アマゾンの「キンドル」(写真)などのリーダー端末の売れ行きは昨年がピークだった?〔AFPBB News

 同社は今年のリーダー専用端末の年間出荷台数が1490万台となり、昨年の2320万台から36%減少すると見ている。また来年になるとさらに27%減少し、4年後の2016年には710万台にまで落ち込むと予測している。

 先頃米IDCが公表したデータを見ても、昨年2770万台だった出荷台数は今年1990万台と大きく減少する見込み。両社の数値には500万台ほど違いがあるものの、今後の傾向に関しては見解が一致しているようだ。

 2006年まではまだ一般的に知られていなかった電子書籍リーダー端末は2008年から爆発的に売れ始めた。2008年から2010年の2年間で出荷台数は10倍へと急成長し、昨年はその2倍以上を出荷している。
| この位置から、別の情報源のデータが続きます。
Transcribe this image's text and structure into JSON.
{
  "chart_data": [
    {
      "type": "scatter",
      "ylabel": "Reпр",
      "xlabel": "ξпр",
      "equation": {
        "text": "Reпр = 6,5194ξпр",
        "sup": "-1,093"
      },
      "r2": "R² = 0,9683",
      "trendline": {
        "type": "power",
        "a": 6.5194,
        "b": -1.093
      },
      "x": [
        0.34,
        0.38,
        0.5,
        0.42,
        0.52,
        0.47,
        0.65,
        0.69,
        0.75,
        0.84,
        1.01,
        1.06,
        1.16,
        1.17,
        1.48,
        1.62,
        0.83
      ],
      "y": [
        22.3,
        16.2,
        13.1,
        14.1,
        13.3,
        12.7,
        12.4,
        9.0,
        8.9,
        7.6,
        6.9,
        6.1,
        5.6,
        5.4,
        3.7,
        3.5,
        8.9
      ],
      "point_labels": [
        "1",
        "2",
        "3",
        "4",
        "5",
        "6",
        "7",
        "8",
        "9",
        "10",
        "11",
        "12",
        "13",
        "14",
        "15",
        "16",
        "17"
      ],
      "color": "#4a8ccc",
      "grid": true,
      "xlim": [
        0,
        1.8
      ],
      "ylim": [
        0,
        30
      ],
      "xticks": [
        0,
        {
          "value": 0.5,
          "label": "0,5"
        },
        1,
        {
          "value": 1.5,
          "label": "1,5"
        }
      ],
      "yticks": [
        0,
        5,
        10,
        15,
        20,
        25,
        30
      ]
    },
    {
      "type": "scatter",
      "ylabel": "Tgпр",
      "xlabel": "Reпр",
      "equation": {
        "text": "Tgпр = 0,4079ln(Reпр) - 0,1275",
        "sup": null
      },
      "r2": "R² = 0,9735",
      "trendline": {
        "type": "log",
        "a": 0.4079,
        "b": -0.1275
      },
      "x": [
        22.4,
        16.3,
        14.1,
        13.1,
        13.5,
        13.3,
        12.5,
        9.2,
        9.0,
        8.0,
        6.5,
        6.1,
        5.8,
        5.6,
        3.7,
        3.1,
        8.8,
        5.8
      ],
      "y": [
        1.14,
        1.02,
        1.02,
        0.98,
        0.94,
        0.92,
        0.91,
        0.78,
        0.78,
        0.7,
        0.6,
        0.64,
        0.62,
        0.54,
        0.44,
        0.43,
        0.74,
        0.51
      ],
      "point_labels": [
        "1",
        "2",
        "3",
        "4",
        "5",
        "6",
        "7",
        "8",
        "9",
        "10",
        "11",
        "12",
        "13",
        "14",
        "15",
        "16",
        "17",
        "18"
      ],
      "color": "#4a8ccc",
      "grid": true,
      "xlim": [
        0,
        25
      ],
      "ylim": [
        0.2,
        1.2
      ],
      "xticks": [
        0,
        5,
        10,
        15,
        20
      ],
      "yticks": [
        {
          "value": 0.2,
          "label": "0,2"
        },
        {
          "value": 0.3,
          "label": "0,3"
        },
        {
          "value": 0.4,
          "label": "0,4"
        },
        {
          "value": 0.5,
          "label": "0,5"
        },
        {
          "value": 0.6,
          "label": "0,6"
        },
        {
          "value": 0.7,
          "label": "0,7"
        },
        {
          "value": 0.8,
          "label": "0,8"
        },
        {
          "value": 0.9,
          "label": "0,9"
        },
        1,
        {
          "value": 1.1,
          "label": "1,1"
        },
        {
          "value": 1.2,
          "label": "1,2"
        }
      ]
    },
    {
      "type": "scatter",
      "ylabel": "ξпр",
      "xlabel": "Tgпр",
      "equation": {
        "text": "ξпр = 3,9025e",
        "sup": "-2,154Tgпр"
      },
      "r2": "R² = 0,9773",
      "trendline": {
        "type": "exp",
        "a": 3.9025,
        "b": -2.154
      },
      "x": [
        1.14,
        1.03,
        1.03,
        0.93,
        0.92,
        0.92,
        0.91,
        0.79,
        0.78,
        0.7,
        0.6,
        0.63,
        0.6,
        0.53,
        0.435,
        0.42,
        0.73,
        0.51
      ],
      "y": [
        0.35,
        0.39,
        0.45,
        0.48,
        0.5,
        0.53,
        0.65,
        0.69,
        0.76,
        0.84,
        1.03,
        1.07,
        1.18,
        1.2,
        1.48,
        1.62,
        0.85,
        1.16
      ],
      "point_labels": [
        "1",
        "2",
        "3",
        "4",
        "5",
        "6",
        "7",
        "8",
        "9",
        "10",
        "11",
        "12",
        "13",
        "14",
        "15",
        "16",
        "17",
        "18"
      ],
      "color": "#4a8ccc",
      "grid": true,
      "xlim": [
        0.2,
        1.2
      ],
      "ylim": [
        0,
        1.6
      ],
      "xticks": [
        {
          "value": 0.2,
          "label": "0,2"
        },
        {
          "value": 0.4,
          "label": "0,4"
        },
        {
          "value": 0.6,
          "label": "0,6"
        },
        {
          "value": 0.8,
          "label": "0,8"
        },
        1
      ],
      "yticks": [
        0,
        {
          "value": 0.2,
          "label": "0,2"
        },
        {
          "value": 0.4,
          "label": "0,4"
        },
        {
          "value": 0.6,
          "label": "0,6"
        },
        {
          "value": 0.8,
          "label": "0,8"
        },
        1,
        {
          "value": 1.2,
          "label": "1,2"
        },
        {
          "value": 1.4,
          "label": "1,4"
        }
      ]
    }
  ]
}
 リーダー端末は今後もさらに伸び続けると予想されていたが、IHSアイサプライによると、ここに来て失速した。同社のアナリストは「おそらく昨年がピークだったのではないか」と話している。

 電子書籍端末は、わずか数百グラムの手のひらサイズの本体に数千冊もの本を入れられ、どこにでも持ち歩き、好きな時に本が読める。こうした特徴が画期的で、次世代を感じさせると脚光を浴びたが、それも今は昔。その後に現れた米アップルの「アイパッド(iPad)」のような多目的タブレットの普及で、リーダー端末はその役目を終えることになるという。

国内でも書籍端末として注目されるタブレット

 IHSアイサプライによると、このように単一目的の製品がその後登場した多目的製品に容赦なく消されていくのは消費者向けエレクトロニクス市場ではよくあること。しかしリーダー端末のように、急速に普及し、あっけなく消滅する製品はこれまでに例がないという。

 例えばデジタルカメラや、携帯音楽プレーヤー、カーナビゲーションシステムなども同様の問題を抱えているというが、リーダー端末に比べれば寿命は長い。